The last week of October 2020, Sadako and IBEC hit an important milestone in the progress of the HR Recycler project as the first integration tests were organized between the two partners. The aim of these tests was to assess the joint functioning of the computer vision modules developed by Sadako with the Human-Robot interaction modules developed by IBEC, in the simulated setting of a worker dismantling an electronic waste object on a Disassembly workbench. More specifically, the functionalities tested were how well the worker can interact with the workbench robot through a predetermined set of gestures, and how well the robot changes its behavior as a function of the human-robot distance. These tests were the object of a post by IBEC on this blog last month; we thought from Sadako that we could add a little insight from the computer vision perspective:
Software integration:
During the tests, production-ready versions of the software were employed, using ROS as an interface both to acquire the images from the Realsense cameras and to output the inferred information later processed by IBEC. A high-level architecture diagram of the software can be seen on the image below:

Both the position and action recognition software get images from the camera through ROS, handle the images and send them to the detectors. The detections are then handled back to the pose and action detection software and sent to IBEC via the ROS topic.
Action recognition software:
Detecting specific actions on a video in real time required the use of a different type of neural network than the one usually used at Sadako Technologies. Indeed, the standard neural networks employed in computer vision extract spatial features from images to detect some specific target object. To infer information from a video feed, temporal features need to be examined in addition to the spatial ones (ie. how the features evolve through time).
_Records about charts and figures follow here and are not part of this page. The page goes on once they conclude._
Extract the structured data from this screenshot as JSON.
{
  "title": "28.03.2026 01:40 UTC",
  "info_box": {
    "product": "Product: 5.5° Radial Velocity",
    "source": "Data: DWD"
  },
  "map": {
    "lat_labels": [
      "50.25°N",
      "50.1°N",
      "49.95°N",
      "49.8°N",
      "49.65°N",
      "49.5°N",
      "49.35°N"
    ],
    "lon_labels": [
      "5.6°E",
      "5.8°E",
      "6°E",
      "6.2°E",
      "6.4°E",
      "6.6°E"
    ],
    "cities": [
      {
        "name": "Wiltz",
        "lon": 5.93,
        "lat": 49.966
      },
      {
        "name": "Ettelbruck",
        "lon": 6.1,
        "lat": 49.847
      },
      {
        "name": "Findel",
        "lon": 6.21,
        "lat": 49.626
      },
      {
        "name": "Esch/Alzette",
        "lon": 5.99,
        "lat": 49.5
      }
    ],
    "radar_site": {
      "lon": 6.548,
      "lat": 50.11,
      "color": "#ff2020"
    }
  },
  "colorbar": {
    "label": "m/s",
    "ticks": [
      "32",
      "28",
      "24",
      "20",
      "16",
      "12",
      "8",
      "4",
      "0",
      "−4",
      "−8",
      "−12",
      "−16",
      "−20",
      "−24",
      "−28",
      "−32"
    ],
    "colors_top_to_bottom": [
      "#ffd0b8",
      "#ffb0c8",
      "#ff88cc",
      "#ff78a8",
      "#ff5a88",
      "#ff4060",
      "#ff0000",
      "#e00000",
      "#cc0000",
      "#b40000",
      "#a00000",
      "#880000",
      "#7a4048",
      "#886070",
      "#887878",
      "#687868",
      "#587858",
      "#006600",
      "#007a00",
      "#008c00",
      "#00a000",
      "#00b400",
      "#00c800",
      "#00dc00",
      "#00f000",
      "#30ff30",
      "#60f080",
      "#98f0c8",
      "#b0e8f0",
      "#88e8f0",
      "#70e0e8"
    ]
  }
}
In 2018, Facebook research published VMZ, a neural network architecture that has the particularity of performing spatial convolutions (examining one area of the image) and temporal convolutions (examining how one singular pixel evolves over time) in parallel on video data. This allows the detection of time-dependent features, such as gestures for example in this particular case. This network uses state of the art deep learning techniques (residual learning, aka ResNets) with some changes and adjustments to the neural network architectures to make it able to detect temporal features.

POSE DETECTION:
The other tested functionality was the ability of the robot to change its behavior (i.e movement speed) when the worker gets closer to the robot than some specific distance. To develop this functionality, the Openpose software was used to retrieve the worker’s skeleton joint coordinates on the RGB image. Those joint coordinates were then matched with the depth image given by the camera to locate the worker in space, relative to the camera. However, knowing where a worker is relative to the camera is not enough information to measure the worker-robot distance. To output the worker-robot coordinates, a calibration procedure had to be developed by Sadako where the camera’s position is measured using the RGB and depth information with respect to a marker visible on the scene. The robot’s position with respect to this marker is also measured; crossing both measurements allows the code to return an accurate measurement of the human-robot distance in real time:

The integration tests with IBEC were successful despite being organized against the ticking clock of the rising Covid-19 cases threatening to limit the access to the facilities and the ability to join multiple teams from different companies. Further tests are currently being organized between Sadako and IBEC to test improved versions of both parties software, taking into account the feedback gathered during the first integration test session.